Утверждение ценности жизни, родства всего живого — эти выводы Шопенгауэра могли стать основой этики активного жизнеутверждения — по этому пути пошел в XX веке Альберт Швейцер с его этикой «благоговения перед жизнью». Однако сам Шопенгауэр избрал иное. Опираясь на принципы индуизма и буддизма, которые он не различал, философ приходит к проповеди пассивности и аскетизма, т. е. учит подавлять жизнь в самом себе. Нирвана, незаинтересованное, лишенное индивидуального начала созерцание мыслится им как высшая мудрость.
4.2 Отражение категории страдания и сострадания в творчестве Достоевского Вопрос о страдании и сострадании, их роли в жизни человека глубоко волновал Достоевского и как художника, и как мыслителя. О том, как понимал смысл страдания и сострадания писатель, мы можем судить, обратясь к ряду его произведений 1860-х -1870-х годов.

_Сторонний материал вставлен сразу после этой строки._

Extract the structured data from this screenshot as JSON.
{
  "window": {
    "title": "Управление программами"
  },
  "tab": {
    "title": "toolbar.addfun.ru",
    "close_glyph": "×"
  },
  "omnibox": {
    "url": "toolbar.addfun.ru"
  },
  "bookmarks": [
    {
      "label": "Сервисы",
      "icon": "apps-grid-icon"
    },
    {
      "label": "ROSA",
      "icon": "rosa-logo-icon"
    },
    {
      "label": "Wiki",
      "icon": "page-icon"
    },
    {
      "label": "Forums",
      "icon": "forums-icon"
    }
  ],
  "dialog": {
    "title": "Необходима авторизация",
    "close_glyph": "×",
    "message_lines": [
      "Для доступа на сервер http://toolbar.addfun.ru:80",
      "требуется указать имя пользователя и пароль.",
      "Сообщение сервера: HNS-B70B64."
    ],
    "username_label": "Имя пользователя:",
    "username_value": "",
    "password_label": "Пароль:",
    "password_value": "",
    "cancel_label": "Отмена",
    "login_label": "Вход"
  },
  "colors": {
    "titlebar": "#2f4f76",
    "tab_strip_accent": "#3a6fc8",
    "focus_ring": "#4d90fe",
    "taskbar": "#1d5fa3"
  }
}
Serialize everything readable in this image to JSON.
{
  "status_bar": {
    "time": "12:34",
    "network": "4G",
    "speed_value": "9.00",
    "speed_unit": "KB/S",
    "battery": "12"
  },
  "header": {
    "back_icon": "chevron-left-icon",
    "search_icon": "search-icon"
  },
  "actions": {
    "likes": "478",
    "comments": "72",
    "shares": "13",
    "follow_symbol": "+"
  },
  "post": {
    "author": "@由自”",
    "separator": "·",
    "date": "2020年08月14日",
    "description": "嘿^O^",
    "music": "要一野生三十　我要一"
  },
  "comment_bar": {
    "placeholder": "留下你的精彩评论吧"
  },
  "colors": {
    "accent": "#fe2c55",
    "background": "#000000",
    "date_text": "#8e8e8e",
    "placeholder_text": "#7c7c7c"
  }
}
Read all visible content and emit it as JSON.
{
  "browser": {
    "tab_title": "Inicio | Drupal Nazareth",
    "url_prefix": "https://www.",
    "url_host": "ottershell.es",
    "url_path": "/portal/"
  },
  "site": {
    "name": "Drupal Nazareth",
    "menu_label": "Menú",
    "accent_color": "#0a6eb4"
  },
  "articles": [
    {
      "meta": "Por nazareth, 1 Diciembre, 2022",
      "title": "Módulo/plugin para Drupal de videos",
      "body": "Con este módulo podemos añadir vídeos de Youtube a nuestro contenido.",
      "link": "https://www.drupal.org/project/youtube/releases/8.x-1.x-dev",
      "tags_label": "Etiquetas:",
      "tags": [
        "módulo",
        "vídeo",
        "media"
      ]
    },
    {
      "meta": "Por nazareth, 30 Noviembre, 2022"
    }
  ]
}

Начнем с первого романа из его гениального «пятикнижия». Вопрос о страдании и сострадании — один из важнейших в «философском стержне» романа «Преступление и наказание». Это хорошо осознавал сам Достоевский, когда работал над романом. В черновиках к роману есть очень важная запись: «Идея романа… Православное воззрение, в чем есть православие. Нет счастья в комфорте, покупается счастье страданием. Таков закон нашей планеты, но это непосредственное сознание, чувствуемое житейским процессом, — есть такая великая радость, за которую можно заплатить годами страдания. Человек не родится для счастья. Человек заслуживает свое счастье, и всегда страданием. Тут нет никакой несправедливости, ибо жизненное знание и сознание (т.е. непосредственно чувствуемое телом и духом, т. е. жизненным всем процессом) приобретается опытом pro et contra, которое нужно перетащить на себе» (7, 154−155). Проблема страдания, таким образом, относится автором к «идее романа», к его «философскому стержню». Страдание и комфорт противопоставлены писателем друг другу, счастье связывается им с первым понятием, комфорт понятие противоположное счастью. Страдание понимается писателем как жизненная необходимость, «закон планеты», как непременное условие приобретения внутреннего жизненного опыта. Страдание мыслится как постижение жизни натурой, всем существом человека, «телом и духом», его не может заменить головное, рассудочное знание. Страдание не противопоставляется Достоевским счастью, счастье не антитеза страдания, а награда за труд постижения жизни. Если страдание и понимается писателем как вечная категория, то в чисто экзистенциальном, а не социальном плане: без страдания невозможно приобретение жизненного опыта, а без опыта, без самого жизненного процесса («pro et contra, которое нужно перетащить на себе») невозможна жизнь. Стремление к комфорту, это, согласно Достоевскому, отрицание жизни, это смерть. Жить без напряжения значит отказаться от жизни, т. е. добровольно умереть. Комфорт — это смерть души.
В «Преступлении и наказании» страдания городской бедноты являются тем фоном, на котором развертывается драма Родиона Раскольникова. Более того, ярость и решительность бунта главного героя, можно сказать, прямо пропорциональны силе и несправедливости этих страданий. Бунт Раскольникова представляет собой попытку изменить положение в мире, уменьшить в нем количество страдания, которые рассматриваются героем как бессмысленные и несправедливые. Но путь, который он при этом избирает, не уменьшает количество страданий в мире. Отказавшись страдать сам, отказавшись страдать вместе с другими (со-страдать), герой по сути пытается избавить от страданий одного себя, увеличивая страдания других.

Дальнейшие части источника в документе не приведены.